KL: I have a micro version of success and a macro version of success. So success in the moment for me, is am I healthy?  To me, healthy means being not only disease-free, but am I eating right, am I getting enough sleep, and is my house clean?  Those are my definition of health.  Being able to have those pieces means that I am being successful in my life.  When I get too busy, those things are the first to go – exercise, eating right, sleeping enough, clean house.  Macro version of success is more, do I feel like if I look back over the last year, the last 5 years, the last 10 years, I want to be able to say that I took advantage of the opportunities that were out there. There have been times in my life when I’ve lived from a place of fear, and I’ve looked back and gone, if only I’d known I was going to be alright, I would have enjoyed that moment.
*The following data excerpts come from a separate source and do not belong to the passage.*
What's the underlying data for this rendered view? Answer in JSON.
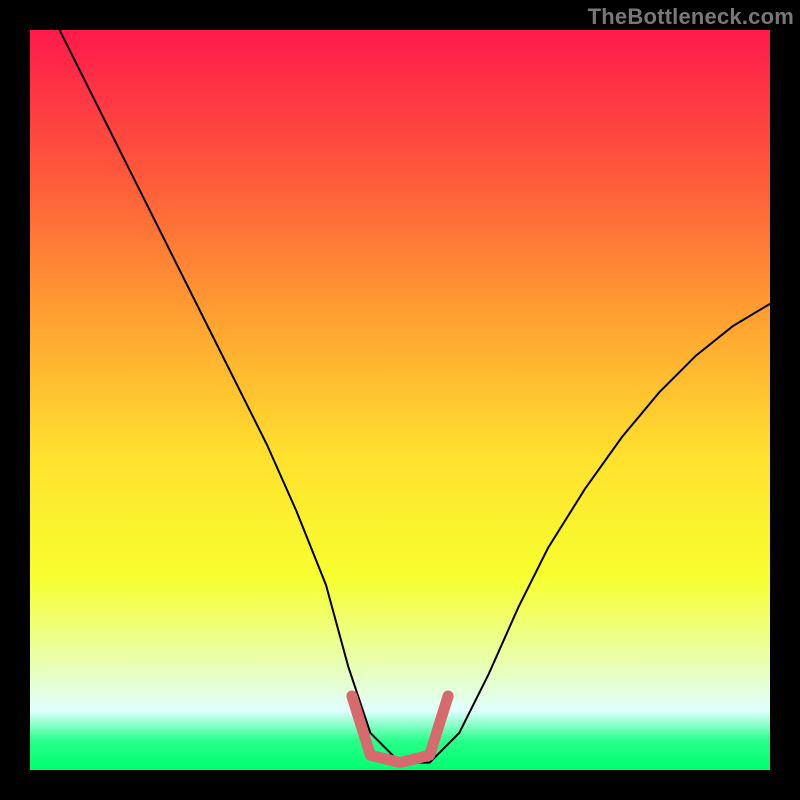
{
  "watermark": "TheBottleneck.com",
  "chart_data": {
    "type": "line",
    "title": "",
    "xlabel": "",
    "ylabel": "",
    "xlim": [
      0,
      100
    ],
    "ylim": [
      0,
      100
    ],
    "gradient_stops": [
      {
        "offset": 0.0,
        "color": "#ff1a4b"
      },
      {
        "offset": 0.2,
        "color": "#ff5a3a"
      },
      {
        "offset": 0.4,
        "color": "#ffa531"
      },
      {
        "offset": 0.58,
        "color": "#ffe22e"
      },
      {
        "offset": 0.74,
        "color": "#f7ff2e"
      },
      {
        "offset": 0.86,
        "color": "#e8ffb5"
      },
      {
        "offset": 0.92,
        "color": "#e0ffff"
      },
      {
        "offset": 0.96,
        "color": "#29ff8a"
      },
      {
        "offset": 1.0,
        "color": "#00ff72"
      }
    ],
    "series": [
      {
        "name": "bottleneck-curve",
        "color": "#000000",
        "width": 2,
        "x": [
          4,
          8,
          12,
          16,
          20,
          24,
          28,
          32,
          36,
          40,
          43,
          46,
          50,
          54,
          58,
          62,
          66,
          70,
          75,
          80,
          85,
          90,
          95,
          100
        ],
        "y": [
          100,
          92,
          84,
          76,
          68,
          60,
          52,
          44,
          35,
          25,
          14,
          5,
          1,
          1,
          5,
          13,
          22,
          30,
          38,
          45,
          51,
          56,
          60,
          63
        ]
      },
      {
        "name": "highlight-segment",
        "color": "#d66a6d",
        "width": 11,
        "linecap": "round",
        "x": [
          43.5,
          46,
          50,
          54,
          56.5
        ],
        "y": [
          10,
          2,
          1,
          2,
          10
        ]
      }
    ]
  }
}
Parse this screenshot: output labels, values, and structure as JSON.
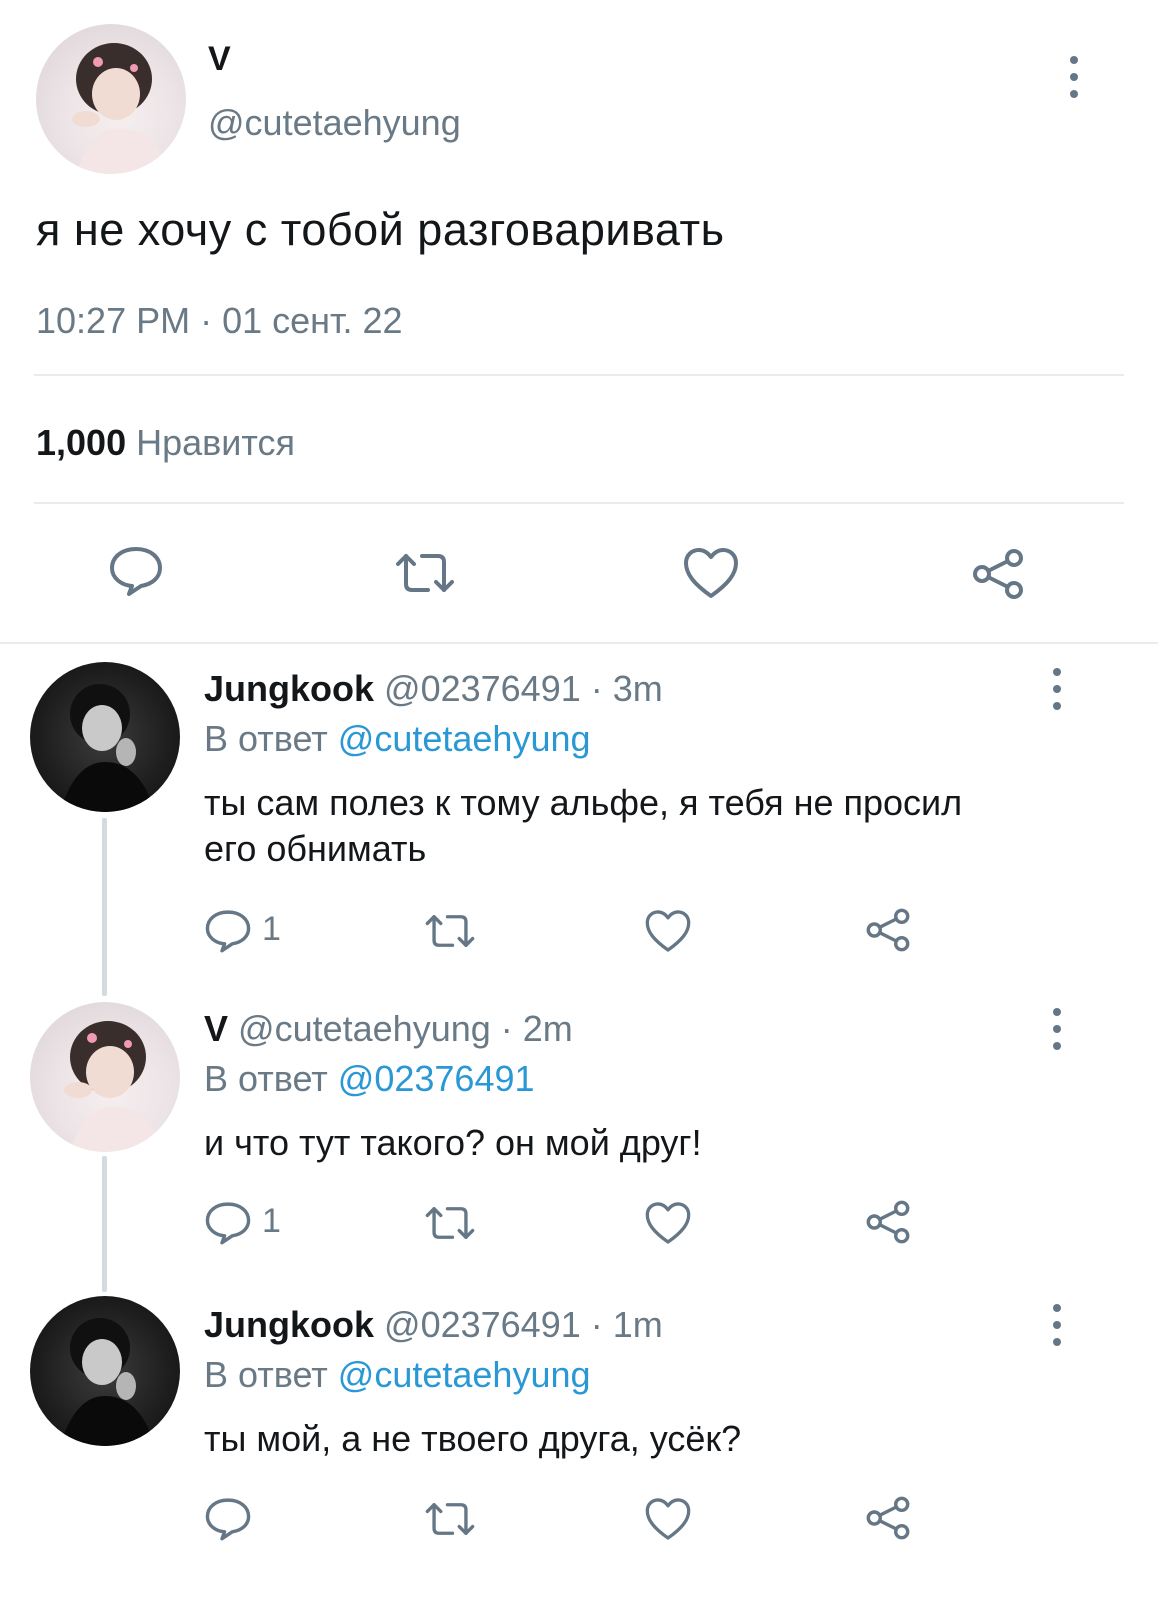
{
  "main_tweet": {
    "display_name": "V",
    "handle": "@cutetaehyung",
    "text": "я не хочу с тобой разговаривать",
    "timestamp": "10:27 PM · 01 сент. 22",
    "likes_count": "1,000",
    "likes_label": "Нравится"
  },
  "replies": [
    {
      "display_name": "Jungkook",
      "handle_time": "@02376491 · 3m",
      "reply_prefix": "В ответ",
      "reply_to": "@cutetaehyung",
      "text_line1": "ты сам полез к тому альфе, я тебя не просил",
      "text_line2": "его обнимать",
      "reply_count": "1"
    },
    {
      "display_name": "V",
      "handle_time": "@cutetaehyung · 2m",
      "reply_prefix": "В ответ",
      "reply_to": "@02376491",
      "text_line1": "и что тут такого? он мой друг!",
      "reply_count": "1"
    },
    {
      "display_name": "Jungkook",
      "handle_time": "@02376491 · 1m",
      "reply_prefix": "В ответ",
      "reply_to": "@cutetaehyung",
      "text_line1": "ты мой, а не твоего друга, усёк?"
    }
  ],
  "icons": {
    "reply": "comment-bubble-icon",
    "retweet": "retweet-icon",
    "like": "heart-icon",
    "share": "share-icon",
    "more": "more-vertical-icon"
  },
  "colors": {
    "link": "#2a98d4",
    "secondary_text": "#697a86",
    "divider": "#e6ecf0"
  }
}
So breaking free of that barrier and looking back and going, I did enjoy that moment.  I was there.  I took advantage of what was there instead of being afraid of not having enough later.  For my whole life, being a success to me would be at my funeral, people would say, “Kelley really made an impact on me.” I’d like to make an impact on the world, but it’s individuals, many individuals, not just one.  So a ton of people show up and say she really made an impact on me.  That’s how I define success.  It has nothing to do with money.

JD: The last question, what advice do you have for people who out creating their own path?

KL: My biggest thing is to not worry about what anyone else is doing.  Tony Horton in the P90X program says “Do your best, forget the rest.” When I’m doing those programs and it’s kicking my butt, and I cannot keep up with Dreya, I remember that mantra. It applies to so many areas of life. Do what feels right to you and forget what everyone else is saying. I see so many of my friends and colleagues and acquaintances living these lives of quiet desperation because they’re so worried what everyone else thinks.  Who freaking cares? Show them wrong.  I don’t necessarily promote self employment for everyone out there. And in fact, I don’t consider myself to be an entrepreneur because I’m not in this to build a big business and sell it and then start up another business.  I really just want to live a life, and that’s different for everyone. Embracing your strengths, finding out what makes you tick, and making the best of those, and just, do your best, forget the rest.